It seems some government customers can request Intel's always-on Management Engine (ME) 'master controller' for its CPUs to be disabled.
That's not an option for the general public, but researchers at Russian security firm Positive Technologies have found a way to use these government-only privileges to disable ME.
ME is a core component of modern Intel chips that if compromised can provide an attacker with a powerful backdoor. As the researchers note, ME can't be completely disabled because of its role in initializing hardware, power management, and launching the main processor.
Security researchers have long been worried by Intel ME because it's impossible for anyone but Intel to audit for any backdoors, which has led to numerous attempts to disable it, including the me_cleaner project.
Concern over it was raised again in May after a critical flaw was found in Intel's Active Management Technology firmware, an enterprise feature for remote PC management that runs on ME.

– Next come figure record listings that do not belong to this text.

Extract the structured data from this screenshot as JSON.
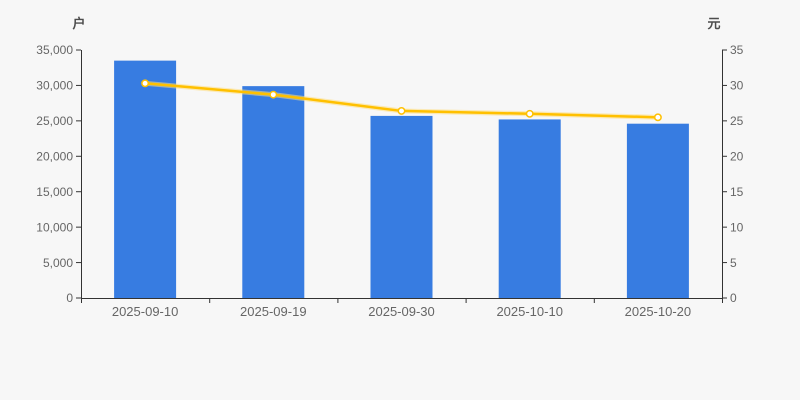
{
  "page": {
    "background": "#f7f7f7"
  },
  "colors": {
    "bar": "#377ce1",
    "line": "#ffc000",
    "line_halo": "#ffdf80",
    "marker_fill": "#ffffff",
    "axis_line": "#333333",
    "tick_label": "#666666",
    "axis_name": "#4d4d4d",
    "background": "#f7f7f7"
  },
  "chart_data": {
    "type": "bar",
    "combo": "bar+line",
    "title": "",
    "categories": [
      "2025-09-10",
      "2025-09-19",
      "2025-09-30",
      "2025-10-10",
      "2025-10-20"
    ],
    "series": [
      {
        "name": "户",
        "type": "bar",
        "axis": "left",
        "values": [
          33500,
          29900,
          25700,
          25200,
          24600
        ]
      },
      {
        "name": "元",
        "type": "line",
        "axis": "right",
        "values": [
          30.3,
          28.7,
          26.4,
          26.0,
          25.5
        ]
      }
    ],
    "left_axis": {
      "name": "户",
      "min": 0,
      "max": 35000,
      "step": 5000,
      "tick_labels": [
        "0",
        "5,000",
        "10,000",
        "15,000",
        "20,000",
        "25,000",
        "30,000",
        "35,000"
      ]
    },
    "right_axis": {
      "name": "元",
      "min": 0,
      "max": 35,
      "step": 5,
      "tick_labels": [
        "0",
        "5",
        "10",
        "15",
        "20",
        "25",
        "30",
        "35"
      ]
    },
    "grid": false,
    "legend": false
  }
}
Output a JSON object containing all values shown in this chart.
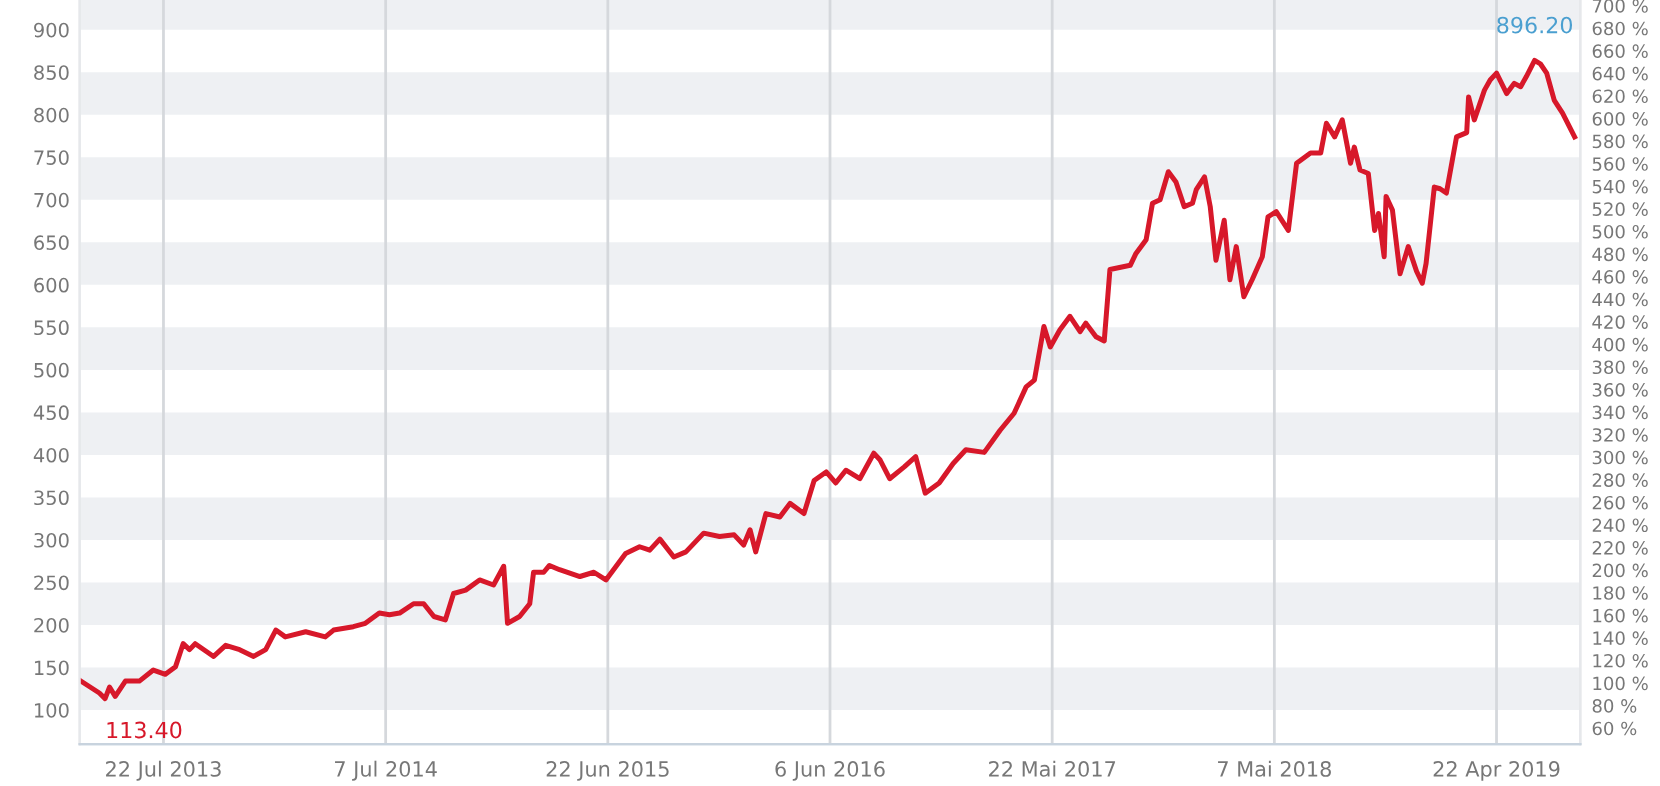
{
  "chart_data": {
    "type": "line",
    "x": [
      "2013-03-12",
      "2013-04-12",
      "2013-04-21",
      "2013-04-28",
      "2013-05-07",
      "2013-05-23",
      "2013-06-14",
      "2013-07-06",
      "2013-07-25",
      "2013-08-10",
      "2013-08-22",
      "2013-09-01",
      "2013-09-10",
      "2013-10-09",
      "2013-10-28",
      "2013-11-19",
      "2013-12-11",
      "2013-12-30",
      "2014-01-15",
      "2014-01-30",
      "2014-03-03",
      "2014-04-03",
      "2014-04-16",
      "2014-05-17",
      "2014-06-05",
      "2014-06-27",
      "2014-07-13",
      "2014-07-29",
      "2014-08-20",
      "2014-09-05",
      "2014-09-21",
      "2014-10-09",
      "2014-10-22",
      "2014-11-10",
      "2014-12-02",
      "2014-12-24",
      "2015-01-09",
      "2015-01-15",
      "2015-02-03",
      "2015-02-19",
      "2015-02-25",
      "2015-03-13",
      "2015-03-22",
      "2015-04-07",
      "2015-05-09",
      "2015-05-31",
      "2015-06-19",
      "2015-07-20",
      "2015-08-11",
      "2015-08-27",
      "2015-09-12",
      "2015-10-04",
      "2015-10-23",
      "2015-11-20",
      "2015-12-15",
      "2016-01-07",
      "2016-01-22",
      "2016-02-01",
      "2016-02-10",
      "2016-02-26",
      "2016-03-19",
      "2016-04-04",
      "2016-04-26",
      "2016-05-12",
      "2016-05-31",
      "2016-06-15",
      "2016-07-01",
      "2016-07-23",
      "2016-08-14",
      "2016-08-24",
      "2016-09-08",
      "2016-10-01",
      "2016-10-19",
      "2016-11-03",
      "2016-11-25",
      "2016-12-17",
      "2017-01-06",
      "2017-02-04",
      "2017-03-01",
      "2017-03-23",
      "2017-04-11",
      "2017-04-24",
      "2017-05-09",
      "2017-05-19",
      "2017-06-03",
      "2017-06-19",
      "2017-07-05",
      "2017-07-14",
      "2017-07-30",
      "2017-08-12",
      "2017-08-21",
      "2017-09-22",
      "2017-10-01",
      "2017-10-17",
      "2017-10-27",
      "2017-11-08",
      "2017-11-21",
      "2017-12-03",
      "2017-12-16",
      "2017-12-29",
      "2018-01-04",
      "2018-01-17",
      "2018-01-26",
      "2018-02-04",
      "2018-02-17",
      "2018-02-26",
      "2018-03-08",
      "2018-03-20",
      "2018-04-02",
      "2018-04-18",
      "2018-04-27",
      "2018-05-10",
      "2018-05-29",
      "2018-06-11",
      "2018-07-03",
      "2018-07-19",
      "2018-07-28",
      "2018-08-10",
      "2018-08-22",
      "2018-09-04",
      "2018-09-10",
      "2018-09-19",
      "2018-10-02",
      "2018-10-12",
      "2018-10-18",
      "2018-10-27",
      "2018-10-30",
      "2018-11-09",
      "2018-11-21",
      "2018-12-04",
      "2018-12-17",
      "2018-12-26",
      "2019-01-01",
      "2019-01-14",
      "2019-01-23",
      "2019-02-02",
      "2019-02-18",
      "2019-03-06",
      "2019-03-09",
      "2019-03-18",
      "2019-04-03",
      "2019-04-12",
      "2019-04-22",
      "2019-05-08",
      "2019-05-20",
      "2019-05-30",
      "2019-06-08",
      "2019-06-21",
      "2019-06-30",
      "2019-07-10",
      "2019-07-22",
      "2019-08-04",
      "2019-08-23"
    ],
    "series": [
      {
        "color": "#d7182a",
        "values": [
          135,
          120,
          113.4,
          127,
          116,
          134,
          134,
          147,
          142,
          151,
          178,
          171,
          178,
          163,
          176,
          171,
          163,
          171,
          194,
          186,
          192,
          186,
          194,
          198,
          202,
          214,
          212,
          214,
          225,
          225,
          210,
          206,
          237,
          241,
          253,
          247,
          269,
          202,
          210,
          225,
          262,
          262,
          270,
          265,
          257,
          262,
          253,
          284,
          292,
          288,
          301,
          280,
          286,
          308,
          304,
          306,
          294,
          312,
          286,
          331,
          327,
          343,
          331,
          370,
          380,
          367,
          382,
          372,
          402,
          394,
          372,
          386,
          398,
          355,
          367,
          390,
          406,
          403,
          429,
          449,
          480,
          488,
          551,
          527,
          547,
          563,
          545,
          555,
          539,
          534,
          618,
          623,
          637,
          653,
          696,
          700,
          733,
          721,
          692,
          696,
          712,
          727,
          692,
          629,
          676,
          606,
          645,
          586,
          606,
          633,
          680,
          686,
          664,
          743,
          755,
          755,
          790,
          774,
          794,
          743,
          762,
          735,
          731,
          664,
          684,
          633,
          704,
          688,
          613,
          645,
          616,
          602,
          625,
          715,
          713,
          708,
          774,
          779,
          821,
          794,
          829,
          841,
          849,
          825,
          837,
          833,
          845,
          864,
          860,
          849,
          817,
          802,
          774
        ]
      }
    ],
    "xlim": [
      "2013-03-12",
      "2019-09-01"
    ],
    "xticks": [
      {
        "value": "2013-07-22",
        "label": "22 Jul 2013"
      },
      {
        "value": "2014-07-07",
        "label": "7 Jul 2014"
      },
      {
        "value": "2015-06-22",
        "label": "22 Jun 2015"
      },
      {
        "value": "2016-06-06",
        "label": "6 Jun 2016"
      },
      {
        "value": "2017-05-22",
        "label": "22 Mai 2017"
      },
      {
        "value": "2018-05-07",
        "label": "7 Mai 2018"
      },
      {
        "value": "2019-04-22",
        "label": "22 Apr 2019"
      }
    ],
    "ylim": [
      60,
      935
    ],
    "yticks": [
      100,
      150,
      200,
      250,
      300,
      350,
      400,
      450,
      500,
      550,
      600,
      650,
      700,
      750,
      800,
      850,
      900
    ],
    "y2lim": [
      46,
      705
    ],
    "y2ticks": [
      {
        "value": 60,
        "label": "60 %"
      },
      {
        "value": 80,
        "label": "80 %"
      },
      {
        "value": 100,
        "label": "100 %"
      },
      {
        "value": 120,
        "label": "120 %"
      },
      {
        "value": 140,
        "label": "140 %"
      },
      {
        "value": 160,
        "label": "160 %"
      },
      {
        "value": 180,
        "label": "180 %"
      },
      {
        "value": 200,
        "label": "200 %"
      },
      {
        "value": 220,
        "label": "220 %"
      },
      {
        "value": 240,
        "label": "240 %"
      },
      {
        "value": 260,
        "label": "260 %"
      },
      {
        "value": 280,
        "label": "280 %"
      },
      {
        "value": 300,
        "label": "300 %"
      },
      {
        "value": 320,
        "label": "320 %"
      },
      {
        "value": 340,
        "label": "340 %"
      },
      {
        "value": 360,
        "label": "360 %"
      },
      {
        "value": 380,
        "label": "380 %"
      },
      {
        "value": 400,
        "label": "400 %"
      },
      {
        "value": 420,
        "label": "420 %"
      },
      {
        "value": 440,
        "label": "440 %"
      },
      {
        "value": 460,
        "label": "460 %"
      },
      {
        "value": 480,
        "label": "480 %"
      },
      {
        "value": 500,
        "label": "500 %"
      },
      {
        "value": 520,
        "label": "520 %"
      },
      {
        "value": 540,
        "label": "540 %"
      },
      {
        "value": 560,
        "label": "560 %"
      },
      {
        "value": 580,
        "label": "580 %"
      },
      {
        "value": 600,
        "label": "600 %"
      },
      {
        "value": 620,
        "label": "620 %"
      },
      {
        "value": 640,
        "label": "640 %"
      },
      {
        "value": 660,
        "label": "660 %"
      },
      {
        "value": 680,
        "label": "680 %"
      },
      {
        "value": 700,
        "label": "700 %"
      }
    ],
    "annotations": [
      {
        "text": "113.40",
        "x": "2013-04-21",
        "y": 113.4
      },
      {
        "text": "896.20",
        "x": "2019-06-21",
        "y": 864
      }
    ],
    "grid": true,
    "marker": "none",
    "line_style": "solid"
  }
}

The AMT bug prompted the EFF's call on Intel to provide a way disable or limit ME, which it described as an "undocumented master controller for your CPU".
Without a disabling mechanism and greater transparency from Intel, the EFF cautioned that Intel chips might not be safe to use in critical-infrastructure systems.
Positive Technologies researchers Mark Ermolov and Maxim Goryachy discovered that Intel ME can be disabled by setting a 'HAP mode activation bit' found in the ME firmware code. The researchers found a field in ME's firmware files called 'reserve_hap' with a comment next to it stating 'High Assurance Platform enable'.
HAP refers to the US government's High Assurance Platform Program, a secure computing program run by the NSA in collaboration with the tech industry. According to Bleeping Computer, disabling ME requires setting the relevant bit to '1'.
Intel confirmed to Positive Technologies that the undocumented HAP mode activation bit is present to support customers participating in the HAP program.
"In response to requests from customers with specialized requirements we sometimes explore the modification or disabling of certain features," Intel said in a statement.
"In this case, the modifications were made at the request of equipment manufacturers in support of their customer's evaluation of the US government's High Assurance Platform program. These modifications underwent a limited validation cycle and are not an officially supported configuration."
Ermolov and Goryachy speculate that the HAP mode is designed to reduce the chances of side-channel leaks.
The researchers have provided a utility on GitHub for others to disable ME without Intel's assistance, but warn users may destroy their device by using it.
Nonetheless, the researchers have provided a way to disable ME after the hardware has initialized, and the main processor has started.
Update - Intel has told ZDNet: "Intel does not and will not design backdoors for access into its products. Recent reports claiming otherwise are misinformed and blatantly false. Intel does not participate in any efforts to decrease security of its technology."
The headline of this story has been amended. The 'HAP mode' linked to the NSA-run High Assurance Platform Program could enable customers to switch ME off, not to switch it on.